Robert's Rules and the Motion to Suspend the Rules

The motion to Suspend the Rules is often used in conjunction with the motion to do whatever you’re trying to do that’s against your rules.

Suppose you want to have a professional parliamentarian preside at one of your meetings at which a divisive issue, like whether to fire your executive director, is on the agenda. Your rules, however, require the president to preside at all meetings.

But the president has strong feelings about the issue and just can’t do the job impartially. You can’t have somebody else preside without breaking your rules. What can you do?

If you can get two-thirds of the members present and voting to approve a suspension of the rules, you can have the parliamentarian handle the meeting. If the motion receives a second and can muster a two-thirds vote, the rules are suspended, and your professional parliamentarian can preside over the meeting.

Sometimes the motion to suspend isn’t combined with the motion it affects because it’s not so clear that the original motion will pass, even if the suspension of the rules to consider it is authorized. This situation is illustrated by a common application of suspending the rules when an agenda item is taken out of its regular place on your agenda.

Know when you can’t suspend the rules

Unless you provide a rule to allow you to make exceptions, you probably don’t want to have any rules at all. But some rules cannot be suspended:

  • Constitution and bylaws: Your bylaws are a contract between members, and they can’t be suspended, no matter how great a vote to suspend them may be. Nor can they be suspended because the rule is just too inconvenient. The same goes for any procedural rules written into the laws governing the organization (such as state corporation laws).

  • Procedural rules prescribed by statute: If the law of the land says, with respect to some procedure, that the procedure is required, that the procedure is prohibited, or that it must be done some particular way, you can’t suspend those rules —unless, that is, the law itself allows you to do so.

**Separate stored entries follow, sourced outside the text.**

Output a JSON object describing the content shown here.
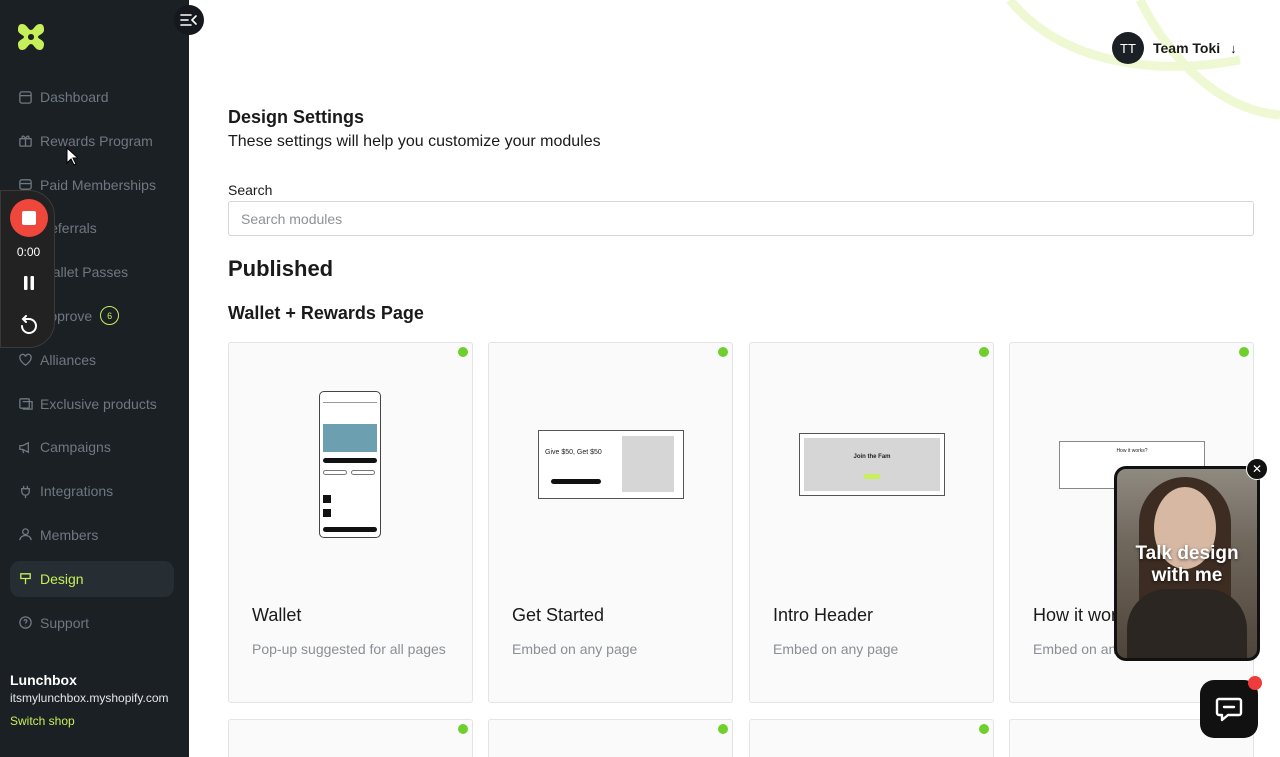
{
  "sidebar": {
    "collapse_icon": "collapse-menu-icon",
    "items": [
      {
        "label": "Dashboard",
        "icon": "dashboard-icon"
      },
      {
        "label": "Rewards Program",
        "icon": "gift-icon"
      },
      {
        "label": "Paid Memberships",
        "icon": "card-icon"
      },
      {
        "label": "Referrals",
        "icon": "referral-icon"
      },
      {
        "label": "Wallet Passes",
        "icon": "wallet-icon"
      },
      {
        "label": "Approve",
        "icon": "approve-icon",
        "badge": "6"
      },
      {
        "label": "Alliances",
        "icon": "heart-icon"
      },
      {
        "label": "Exclusive products",
        "icon": "box-icon"
      },
      {
        "label": "Campaigns",
        "icon": "megaphone-icon"
      },
      {
        "label": "Integrations",
        "icon": "plug-icon"
      },
      {
        "label": "Members",
        "icon": "members-icon"
      },
      {
        "label": "Design",
        "icon": "brush-icon",
        "active": true
      },
      {
        "label": "Support",
        "icon": "help-icon"
      }
    ],
    "shop": {
      "name": "Lunchbox",
      "url": "itsmylunchbox.myshopify.com",
      "switch_label": "Switch shop"
    }
  },
  "recorder": {
    "time": "0:00"
  },
  "header": {
    "avatar_initials": "TT",
    "user_name": "Team Toki",
    "caret": "↓"
  },
  "main": {
    "title": "Design Settings",
    "subtitle": "These settings will help you customize your modules",
    "search_label": "Search",
    "search_placeholder": "Search modules",
    "section_title": "Published",
    "group_title": "Wallet + Rewards Page",
    "cards": [
      {
        "title": "Wallet",
        "desc": "Pop-up suggested for all pages",
        "status_color": "#6fcf2c"
      },
      {
        "title": "Get Started",
        "desc": "Embed on any page",
        "status_color": "#6fcf2c",
        "preview_heading": "Give $50, Get $50"
      },
      {
        "title": "Intro Header",
        "desc": "Embed on any page",
        "status_color": "#6fcf2c",
        "preview_heading": "Join the Fam"
      },
      {
        "title": "How it wor",
        "desc": "Embed on an",
        "status_color": "#6fcf2c",
        "preview_heading": "How it works?"
      }
    ]
  },
  "video": {
    "caption": "Talk design with me",
    "close": "✕"
  },
  "colors": {
    "sidebar_bg": "#1b2025",
    "accent": "#c7ef5a",
    "status_green": "#6fcf2c",
    "recorder_red": "#f0473c"
  }
}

  • Fundamental principles of parliamentary law: Such principles can’t be suspended, even if the membership unanimously agrees to a suspension. Fundamental principles include those that

    • Allow only one question to be considered at a time

    • Limit the right to vote to members present at the time the voting occurs in a legal meeting

  • Rules protecting rights of absentees or individual members: These rules include

    • Quorum requirements

    • Requirements for previous notice

    • Rules requiring a secret ballot vote

    • The right of any particular member to exercise full rights to participate in a meeting (that is, attending, voting, speaking, making motions, giving notice, and so on), except after proper disciplinary proceedings (or under provisions of properly adopted motions to limit debate, close the polls, and so on)

  • Rules applicable outside meetings: Policies and procedures not having to do with meeting procedure during a meeting aren’t suspendable. They can be changed by rescinding them or amending them, but Suspend the Rules is all about meeting procedure, not how the organization operates day-to-day.

Six key characteristics of the motion to Suspend the Rules

A motion to Suspend the Rules

  • Can’t interrupt a speaker who has the floor

  • Needs to be seconded

  • Isn’t debatable

  • Can’t be amended

  • Requires a two-thirds vote (But if you’re suspending a rule protecting a minority less than one-third, the rule can’t be suspended if there is a negative vote as great as the number protected by the rule. A standing rule can be suspended by majority vote.)